While we can easily reveal flaws in logic, faulty assumptions, and bad research, it must not be forgotten that this book is part of a larger attack sponsored by ultra-right and ultra-conservative groups on colleges of education, NCATE, and the like. Yecke periodically takes time off from attacking NMSA and turns her attention to these other organizations. After all, according to Yecke colleges of education (filled with left-wing radicals) are in the business of training our next generation of middle school activists who will perpetuate the social experiment of middle schools that has resulted in an emphasis on radical equity, group rights, and coercive egalitarianism. One will note that the forward to the book has been written by William J. Bennett and that endorsements on the back cover are from Chester Finn, Lisa Graham Keegan, and Michael Poliakoff. We must not forget that these people are working in concert to achieve goals consistent with their ideological stance.

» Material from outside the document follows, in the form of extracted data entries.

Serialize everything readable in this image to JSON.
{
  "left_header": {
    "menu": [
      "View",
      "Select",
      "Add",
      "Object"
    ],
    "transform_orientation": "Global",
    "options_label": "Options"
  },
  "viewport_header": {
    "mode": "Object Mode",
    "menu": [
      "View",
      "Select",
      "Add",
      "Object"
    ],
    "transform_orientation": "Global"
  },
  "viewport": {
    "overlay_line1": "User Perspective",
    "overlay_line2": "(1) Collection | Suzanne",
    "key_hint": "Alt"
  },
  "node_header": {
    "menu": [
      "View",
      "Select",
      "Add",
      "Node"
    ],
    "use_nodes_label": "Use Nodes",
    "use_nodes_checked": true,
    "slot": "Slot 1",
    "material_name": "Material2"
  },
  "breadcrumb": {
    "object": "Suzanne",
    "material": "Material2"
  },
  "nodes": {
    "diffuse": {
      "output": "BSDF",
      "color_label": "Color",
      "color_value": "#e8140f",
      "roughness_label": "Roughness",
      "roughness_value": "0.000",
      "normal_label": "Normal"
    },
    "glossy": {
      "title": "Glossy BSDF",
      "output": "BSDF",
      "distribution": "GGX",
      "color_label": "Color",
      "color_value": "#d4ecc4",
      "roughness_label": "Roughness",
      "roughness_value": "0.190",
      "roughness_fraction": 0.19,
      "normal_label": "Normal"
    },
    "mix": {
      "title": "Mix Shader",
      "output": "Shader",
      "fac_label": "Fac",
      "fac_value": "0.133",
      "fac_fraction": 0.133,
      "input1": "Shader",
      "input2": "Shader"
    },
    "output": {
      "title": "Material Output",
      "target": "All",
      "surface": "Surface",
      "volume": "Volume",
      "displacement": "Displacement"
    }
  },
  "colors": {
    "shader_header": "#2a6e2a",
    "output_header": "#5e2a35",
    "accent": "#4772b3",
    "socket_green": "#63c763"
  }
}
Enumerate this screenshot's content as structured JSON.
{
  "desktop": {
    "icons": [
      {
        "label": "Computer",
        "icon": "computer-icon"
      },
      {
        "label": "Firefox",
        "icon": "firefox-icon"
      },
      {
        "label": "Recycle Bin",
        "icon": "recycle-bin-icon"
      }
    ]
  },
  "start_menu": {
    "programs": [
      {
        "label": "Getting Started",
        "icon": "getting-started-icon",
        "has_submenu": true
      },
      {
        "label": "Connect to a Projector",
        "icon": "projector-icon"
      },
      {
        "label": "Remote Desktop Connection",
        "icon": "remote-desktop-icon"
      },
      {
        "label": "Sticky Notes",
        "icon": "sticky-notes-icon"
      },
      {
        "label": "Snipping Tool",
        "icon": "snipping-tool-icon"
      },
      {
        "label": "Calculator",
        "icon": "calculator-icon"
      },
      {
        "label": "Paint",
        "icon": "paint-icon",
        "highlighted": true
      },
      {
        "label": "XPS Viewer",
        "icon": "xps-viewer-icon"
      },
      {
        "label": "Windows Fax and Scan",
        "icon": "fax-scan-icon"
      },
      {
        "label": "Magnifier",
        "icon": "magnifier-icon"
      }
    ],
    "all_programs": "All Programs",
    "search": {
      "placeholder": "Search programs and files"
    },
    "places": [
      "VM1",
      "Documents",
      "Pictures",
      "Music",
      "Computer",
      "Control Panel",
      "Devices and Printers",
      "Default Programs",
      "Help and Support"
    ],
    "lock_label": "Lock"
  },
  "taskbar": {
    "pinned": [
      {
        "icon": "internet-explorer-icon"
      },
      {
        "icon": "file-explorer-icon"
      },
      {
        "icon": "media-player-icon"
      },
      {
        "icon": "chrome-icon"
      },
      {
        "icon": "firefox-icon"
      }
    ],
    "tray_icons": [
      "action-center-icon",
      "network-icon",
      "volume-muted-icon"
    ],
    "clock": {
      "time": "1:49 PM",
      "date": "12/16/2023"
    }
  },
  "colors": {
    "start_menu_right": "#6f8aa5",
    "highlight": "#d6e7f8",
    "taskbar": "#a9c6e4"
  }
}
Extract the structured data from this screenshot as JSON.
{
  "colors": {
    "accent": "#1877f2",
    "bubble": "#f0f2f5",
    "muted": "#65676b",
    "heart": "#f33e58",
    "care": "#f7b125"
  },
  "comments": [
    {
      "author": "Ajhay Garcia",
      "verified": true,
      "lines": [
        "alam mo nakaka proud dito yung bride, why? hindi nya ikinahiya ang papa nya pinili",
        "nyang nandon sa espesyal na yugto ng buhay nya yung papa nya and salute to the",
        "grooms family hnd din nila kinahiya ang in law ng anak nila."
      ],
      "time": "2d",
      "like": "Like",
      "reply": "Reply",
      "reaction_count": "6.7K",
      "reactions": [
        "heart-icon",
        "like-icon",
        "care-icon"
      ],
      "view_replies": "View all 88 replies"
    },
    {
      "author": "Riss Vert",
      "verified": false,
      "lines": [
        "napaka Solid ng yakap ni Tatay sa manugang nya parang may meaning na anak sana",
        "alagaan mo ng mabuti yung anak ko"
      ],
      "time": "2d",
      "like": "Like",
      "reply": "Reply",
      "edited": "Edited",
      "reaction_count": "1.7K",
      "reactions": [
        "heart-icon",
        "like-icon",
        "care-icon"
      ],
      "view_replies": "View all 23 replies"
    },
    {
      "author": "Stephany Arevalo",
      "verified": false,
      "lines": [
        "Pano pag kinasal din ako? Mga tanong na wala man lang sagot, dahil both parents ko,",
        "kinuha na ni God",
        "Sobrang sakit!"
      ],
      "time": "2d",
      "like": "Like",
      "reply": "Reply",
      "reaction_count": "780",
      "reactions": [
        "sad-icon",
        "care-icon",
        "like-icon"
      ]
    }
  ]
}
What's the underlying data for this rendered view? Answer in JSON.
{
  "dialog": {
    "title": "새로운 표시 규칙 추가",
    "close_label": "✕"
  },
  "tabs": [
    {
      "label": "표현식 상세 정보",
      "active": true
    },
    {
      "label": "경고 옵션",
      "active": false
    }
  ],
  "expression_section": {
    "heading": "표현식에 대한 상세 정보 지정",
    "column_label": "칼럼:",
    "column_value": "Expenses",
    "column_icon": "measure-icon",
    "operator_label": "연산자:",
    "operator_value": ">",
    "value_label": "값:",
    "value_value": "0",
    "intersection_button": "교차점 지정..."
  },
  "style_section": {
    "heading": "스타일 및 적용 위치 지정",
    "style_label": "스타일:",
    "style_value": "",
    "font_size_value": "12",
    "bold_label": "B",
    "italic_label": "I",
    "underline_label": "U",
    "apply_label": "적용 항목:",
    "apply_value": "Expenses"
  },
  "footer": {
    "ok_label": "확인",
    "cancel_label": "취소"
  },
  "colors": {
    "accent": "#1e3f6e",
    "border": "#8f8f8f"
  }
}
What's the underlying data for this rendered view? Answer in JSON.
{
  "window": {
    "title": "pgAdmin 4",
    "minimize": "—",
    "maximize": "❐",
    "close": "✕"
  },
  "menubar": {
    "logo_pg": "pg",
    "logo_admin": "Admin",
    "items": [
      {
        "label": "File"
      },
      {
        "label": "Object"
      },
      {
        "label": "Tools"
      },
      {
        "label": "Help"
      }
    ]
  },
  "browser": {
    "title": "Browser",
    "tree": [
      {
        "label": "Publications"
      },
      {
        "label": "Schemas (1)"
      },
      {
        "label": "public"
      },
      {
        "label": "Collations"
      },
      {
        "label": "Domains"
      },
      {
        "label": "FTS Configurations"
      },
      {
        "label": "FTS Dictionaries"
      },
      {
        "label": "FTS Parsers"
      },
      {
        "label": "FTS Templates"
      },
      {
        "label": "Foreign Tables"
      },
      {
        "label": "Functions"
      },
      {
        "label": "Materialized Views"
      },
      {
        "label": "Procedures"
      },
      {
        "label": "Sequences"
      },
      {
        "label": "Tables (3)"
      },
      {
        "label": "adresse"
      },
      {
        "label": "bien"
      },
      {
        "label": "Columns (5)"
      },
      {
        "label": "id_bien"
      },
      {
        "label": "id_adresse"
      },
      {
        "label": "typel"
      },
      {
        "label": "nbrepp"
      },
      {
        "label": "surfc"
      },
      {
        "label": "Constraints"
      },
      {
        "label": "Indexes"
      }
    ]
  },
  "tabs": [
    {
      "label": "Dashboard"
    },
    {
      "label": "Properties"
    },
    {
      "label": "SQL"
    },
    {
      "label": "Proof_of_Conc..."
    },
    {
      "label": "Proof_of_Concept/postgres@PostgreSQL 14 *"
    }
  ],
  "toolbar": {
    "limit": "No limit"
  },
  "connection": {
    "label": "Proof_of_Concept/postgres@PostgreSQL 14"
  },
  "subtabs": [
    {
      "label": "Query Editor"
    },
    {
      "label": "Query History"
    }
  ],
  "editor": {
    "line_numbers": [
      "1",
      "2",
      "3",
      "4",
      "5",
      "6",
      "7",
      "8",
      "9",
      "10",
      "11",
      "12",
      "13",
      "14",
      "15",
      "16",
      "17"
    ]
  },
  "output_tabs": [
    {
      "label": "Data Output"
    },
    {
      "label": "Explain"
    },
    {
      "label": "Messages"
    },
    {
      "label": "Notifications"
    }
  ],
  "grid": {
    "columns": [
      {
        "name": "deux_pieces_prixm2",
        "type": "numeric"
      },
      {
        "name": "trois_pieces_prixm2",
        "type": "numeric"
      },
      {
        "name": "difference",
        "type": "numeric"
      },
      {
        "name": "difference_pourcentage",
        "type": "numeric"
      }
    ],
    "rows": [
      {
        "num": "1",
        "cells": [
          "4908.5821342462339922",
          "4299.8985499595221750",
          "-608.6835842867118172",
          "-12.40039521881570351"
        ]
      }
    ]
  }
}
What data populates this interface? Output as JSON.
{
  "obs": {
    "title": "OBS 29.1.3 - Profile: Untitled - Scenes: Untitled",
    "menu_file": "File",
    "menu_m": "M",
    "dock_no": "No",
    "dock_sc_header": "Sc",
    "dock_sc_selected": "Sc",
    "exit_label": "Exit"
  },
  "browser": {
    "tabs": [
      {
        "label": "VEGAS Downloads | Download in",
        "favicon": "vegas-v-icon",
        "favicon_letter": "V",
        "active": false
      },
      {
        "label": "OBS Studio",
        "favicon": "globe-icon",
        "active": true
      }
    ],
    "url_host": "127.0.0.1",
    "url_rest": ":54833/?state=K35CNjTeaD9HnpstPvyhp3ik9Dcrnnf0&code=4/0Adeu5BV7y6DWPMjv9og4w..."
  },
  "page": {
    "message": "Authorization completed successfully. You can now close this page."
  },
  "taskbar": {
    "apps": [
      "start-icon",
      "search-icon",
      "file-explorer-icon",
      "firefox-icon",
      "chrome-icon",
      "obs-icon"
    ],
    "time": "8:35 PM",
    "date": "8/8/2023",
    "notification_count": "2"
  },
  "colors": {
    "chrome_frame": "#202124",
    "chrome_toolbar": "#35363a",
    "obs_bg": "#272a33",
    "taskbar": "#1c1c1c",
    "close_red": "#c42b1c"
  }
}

Writing this brief review was a struggle in the sense that responding to the ideas in this book seems to imply that they have some credibility and legitimacy. To respond or not to respond—that was the dilemma. I can only hope that readers will see The War Against Excellence for what it really is—bad research filled with exaggerated and unsubstantiated claims and empty attacks.
Vincent A. Anfara, Jr. is associate professor of educational administration and policy studies at the University of Tennessee, Knoxville.